Chapter 166: Silent storm
The dawn broke pale and gray over the Dorne family estate, as if the sky itself mourned something that hadn’t yet been spoken aloud. A chill wind blew in from the northern hills, brushing over the narrow, misty roads of the marshland and creeping through the worn bricks and stone gates of the estate.
We had been here for three days.
And in those three days, I had seen more silent glances, more half-said words, and more grim-faced retainers than I cared to count.
Felix, unsurprisingly, had said little since our arrival.
He guided us through the halls of his ancestral home like a ghost returning to a haunted house—familiar, yet ill at ease. Whenever he looked at the crests carved into the walls or the old portraits staring down from their frames, a flicker of something would pass through his eyes. Not nostalgia. Something heavier.
I didn’t pry. Not yet.
Instead, I did what any responsible instructor-slash-temporary babysitter would do: I kept the rest of Class C from burning the place down.

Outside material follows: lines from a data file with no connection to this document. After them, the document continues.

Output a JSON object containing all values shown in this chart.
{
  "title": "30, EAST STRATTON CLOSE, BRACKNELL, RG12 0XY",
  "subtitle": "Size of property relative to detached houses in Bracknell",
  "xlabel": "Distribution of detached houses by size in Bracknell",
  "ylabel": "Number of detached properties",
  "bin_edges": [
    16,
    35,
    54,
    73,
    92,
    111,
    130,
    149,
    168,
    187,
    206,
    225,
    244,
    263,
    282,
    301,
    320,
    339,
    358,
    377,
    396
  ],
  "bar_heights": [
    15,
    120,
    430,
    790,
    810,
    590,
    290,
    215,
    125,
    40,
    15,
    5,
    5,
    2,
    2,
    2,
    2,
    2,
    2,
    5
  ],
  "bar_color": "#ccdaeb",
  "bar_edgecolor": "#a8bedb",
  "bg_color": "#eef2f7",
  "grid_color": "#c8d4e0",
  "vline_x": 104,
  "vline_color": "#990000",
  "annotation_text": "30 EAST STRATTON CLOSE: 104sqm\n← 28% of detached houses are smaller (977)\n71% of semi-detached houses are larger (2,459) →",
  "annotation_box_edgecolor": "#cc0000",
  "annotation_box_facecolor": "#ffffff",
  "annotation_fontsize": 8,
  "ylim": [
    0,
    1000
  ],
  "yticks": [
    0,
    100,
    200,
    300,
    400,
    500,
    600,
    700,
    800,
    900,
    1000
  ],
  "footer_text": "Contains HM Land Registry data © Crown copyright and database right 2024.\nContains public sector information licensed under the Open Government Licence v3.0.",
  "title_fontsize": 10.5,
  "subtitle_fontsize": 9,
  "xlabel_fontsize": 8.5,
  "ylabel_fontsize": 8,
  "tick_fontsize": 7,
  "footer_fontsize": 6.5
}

Julien had tried to duel a suit of armor that he claimed "disrespected his aura." Wallace had gotten lost in the cellar and almost died of boredom. Garrick mistook a decorative spear rack for an enemy ambush and punched a sconce off the wall. Mira and Cassandra kept themselves relatively tame—the former by locking herself in the guest library, and the latter by silently haunting the misty courtyards like a well-dressed ghost.
But Felix? He spent most of his time alone. Or pretending he was.
So when he finally came to me that morning with the expression of someone about to perform emotional surgery without anesthesia, I set down my tea and gave him my full attention.
"Professor," he said, hands clenched at his sides, voice taut. "There’s something I need to show you."